Outside along the Boardwalk, the famous rolling chairs are pushed by recent immigrants and not-so-clean older denizens of the City. Lots of people still took rides, but it seemed that paying the workers to push you while you sat felt cheap and sad, just a step aside of pushing dollars into the g-strings of the strippers in clubs just off the Boardwalk. It felt too much like buying and discarding someone’s self respect to be considered fun. The swanky mall built on one of the old amusement piers had more shuttered than open stores. The family restaurant I worked in thirty years ago is now a tiny dollar store run by a man angry that I was just looking for old times’ sake. Plenty of “We Buy Gold” and pawn shops nearby, however. Though touted as a nouveau cuisine destination in ads, the only lines I saw were for people challenging the economics of the $7.98 all-you-can-eat buffet.
Where to Lucy?
There are always things that hint at optimism. Atlantic City survived Hurricane Sandy with little damage. The Hard Rock was doing good business with three dollar Miller Lite’s. Caesar’s had set up a glitzy room for Asian gamblers, complete with Chinese-speaking dealers and table games from Macau. Everyone turned from the old guys pushing the rolling chairs to see where the young guy running across the hot sand carrying two ice creams cones was headed.

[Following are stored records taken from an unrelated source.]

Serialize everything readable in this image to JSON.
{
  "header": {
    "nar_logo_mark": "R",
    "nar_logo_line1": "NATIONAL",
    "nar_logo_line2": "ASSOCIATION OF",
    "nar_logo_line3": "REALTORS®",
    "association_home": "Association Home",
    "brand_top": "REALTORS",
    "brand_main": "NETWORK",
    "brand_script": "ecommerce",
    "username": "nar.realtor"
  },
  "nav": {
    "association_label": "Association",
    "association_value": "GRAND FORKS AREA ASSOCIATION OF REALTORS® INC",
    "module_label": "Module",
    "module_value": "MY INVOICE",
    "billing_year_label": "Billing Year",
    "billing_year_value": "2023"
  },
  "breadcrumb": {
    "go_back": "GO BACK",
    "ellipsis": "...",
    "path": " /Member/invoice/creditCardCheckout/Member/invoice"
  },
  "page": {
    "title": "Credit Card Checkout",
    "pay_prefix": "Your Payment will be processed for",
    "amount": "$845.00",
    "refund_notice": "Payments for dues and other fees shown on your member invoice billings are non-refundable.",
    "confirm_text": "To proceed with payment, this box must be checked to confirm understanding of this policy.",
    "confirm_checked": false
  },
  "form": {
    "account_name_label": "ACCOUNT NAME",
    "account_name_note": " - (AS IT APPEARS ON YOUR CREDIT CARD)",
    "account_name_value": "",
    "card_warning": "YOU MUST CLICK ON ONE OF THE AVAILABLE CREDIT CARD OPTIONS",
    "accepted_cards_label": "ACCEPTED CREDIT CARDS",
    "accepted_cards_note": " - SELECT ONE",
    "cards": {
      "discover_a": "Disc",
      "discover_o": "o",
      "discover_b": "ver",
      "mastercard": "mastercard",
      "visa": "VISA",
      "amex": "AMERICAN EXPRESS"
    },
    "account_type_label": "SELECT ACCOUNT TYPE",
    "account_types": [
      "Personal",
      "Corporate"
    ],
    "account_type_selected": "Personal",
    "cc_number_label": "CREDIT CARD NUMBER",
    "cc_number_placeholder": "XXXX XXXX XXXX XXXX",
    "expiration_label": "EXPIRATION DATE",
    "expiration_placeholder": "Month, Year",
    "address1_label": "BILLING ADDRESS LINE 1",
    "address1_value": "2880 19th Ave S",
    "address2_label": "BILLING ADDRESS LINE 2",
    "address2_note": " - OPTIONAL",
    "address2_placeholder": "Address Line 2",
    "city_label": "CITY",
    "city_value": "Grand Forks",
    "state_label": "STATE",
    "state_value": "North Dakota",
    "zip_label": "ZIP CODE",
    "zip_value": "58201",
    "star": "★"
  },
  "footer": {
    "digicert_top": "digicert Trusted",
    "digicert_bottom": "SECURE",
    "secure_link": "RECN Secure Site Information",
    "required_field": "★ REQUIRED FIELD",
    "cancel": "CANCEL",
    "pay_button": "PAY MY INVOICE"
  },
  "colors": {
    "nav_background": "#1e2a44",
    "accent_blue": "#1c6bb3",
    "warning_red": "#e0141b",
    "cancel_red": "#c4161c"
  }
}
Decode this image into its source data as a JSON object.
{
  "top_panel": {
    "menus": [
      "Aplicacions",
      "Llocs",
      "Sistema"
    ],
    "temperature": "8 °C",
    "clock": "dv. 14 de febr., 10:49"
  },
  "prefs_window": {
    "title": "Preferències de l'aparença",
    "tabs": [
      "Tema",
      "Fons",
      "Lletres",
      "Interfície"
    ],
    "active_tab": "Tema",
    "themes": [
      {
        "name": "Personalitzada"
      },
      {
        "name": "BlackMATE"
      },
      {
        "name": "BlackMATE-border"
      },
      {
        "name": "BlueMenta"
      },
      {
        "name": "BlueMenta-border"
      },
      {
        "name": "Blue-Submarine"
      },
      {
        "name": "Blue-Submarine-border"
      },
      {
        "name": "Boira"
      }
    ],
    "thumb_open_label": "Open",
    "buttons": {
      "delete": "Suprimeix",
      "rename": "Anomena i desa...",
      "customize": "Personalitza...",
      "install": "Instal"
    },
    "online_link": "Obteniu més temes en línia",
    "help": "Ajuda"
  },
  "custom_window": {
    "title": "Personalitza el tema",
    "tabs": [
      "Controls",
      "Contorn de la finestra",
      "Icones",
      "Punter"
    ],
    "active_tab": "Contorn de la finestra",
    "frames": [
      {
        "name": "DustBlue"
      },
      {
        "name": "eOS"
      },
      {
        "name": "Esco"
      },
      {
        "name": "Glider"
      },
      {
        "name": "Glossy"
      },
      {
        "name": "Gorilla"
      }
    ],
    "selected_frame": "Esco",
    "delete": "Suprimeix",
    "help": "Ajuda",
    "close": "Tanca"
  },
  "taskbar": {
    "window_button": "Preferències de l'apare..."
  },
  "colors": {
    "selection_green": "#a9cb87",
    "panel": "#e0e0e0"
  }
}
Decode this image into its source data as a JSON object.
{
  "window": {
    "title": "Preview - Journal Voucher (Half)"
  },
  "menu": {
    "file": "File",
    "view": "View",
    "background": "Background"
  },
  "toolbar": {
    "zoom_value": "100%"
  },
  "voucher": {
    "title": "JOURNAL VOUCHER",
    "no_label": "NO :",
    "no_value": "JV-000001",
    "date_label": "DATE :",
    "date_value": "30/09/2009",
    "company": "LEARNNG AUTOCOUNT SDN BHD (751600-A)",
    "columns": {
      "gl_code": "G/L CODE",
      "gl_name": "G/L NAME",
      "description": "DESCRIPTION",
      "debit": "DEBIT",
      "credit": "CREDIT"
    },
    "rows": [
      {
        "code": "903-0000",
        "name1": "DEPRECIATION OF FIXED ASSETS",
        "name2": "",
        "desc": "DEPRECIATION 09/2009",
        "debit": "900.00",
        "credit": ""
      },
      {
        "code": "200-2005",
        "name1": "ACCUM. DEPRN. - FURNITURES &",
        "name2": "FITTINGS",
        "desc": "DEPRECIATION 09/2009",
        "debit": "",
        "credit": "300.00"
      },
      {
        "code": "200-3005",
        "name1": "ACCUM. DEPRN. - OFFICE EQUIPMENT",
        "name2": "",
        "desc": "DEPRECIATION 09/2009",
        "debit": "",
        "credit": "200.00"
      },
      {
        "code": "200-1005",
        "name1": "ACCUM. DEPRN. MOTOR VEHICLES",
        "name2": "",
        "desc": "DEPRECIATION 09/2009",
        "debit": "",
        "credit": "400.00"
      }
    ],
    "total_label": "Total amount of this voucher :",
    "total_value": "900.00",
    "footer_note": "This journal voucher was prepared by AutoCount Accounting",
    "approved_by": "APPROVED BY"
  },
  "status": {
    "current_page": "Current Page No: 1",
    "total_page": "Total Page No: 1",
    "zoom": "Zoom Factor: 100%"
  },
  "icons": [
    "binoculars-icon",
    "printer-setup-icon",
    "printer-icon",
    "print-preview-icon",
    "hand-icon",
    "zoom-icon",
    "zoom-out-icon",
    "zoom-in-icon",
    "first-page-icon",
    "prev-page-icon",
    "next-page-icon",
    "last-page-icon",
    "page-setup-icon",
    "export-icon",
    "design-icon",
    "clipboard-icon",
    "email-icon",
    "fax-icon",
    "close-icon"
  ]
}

The average American worker never earned as much again as in the peak year of 1973. Poverty rates also reached a historic low in 1973 and have risen steadily thereafter. One out of five American kids now lives in a household that cannot feed itself. Aside from it all, Lucy the Elephant still stands her post, unblinking and silent. She looks out over the Boardwalk, maybe America itself, and wonders where we are all headed.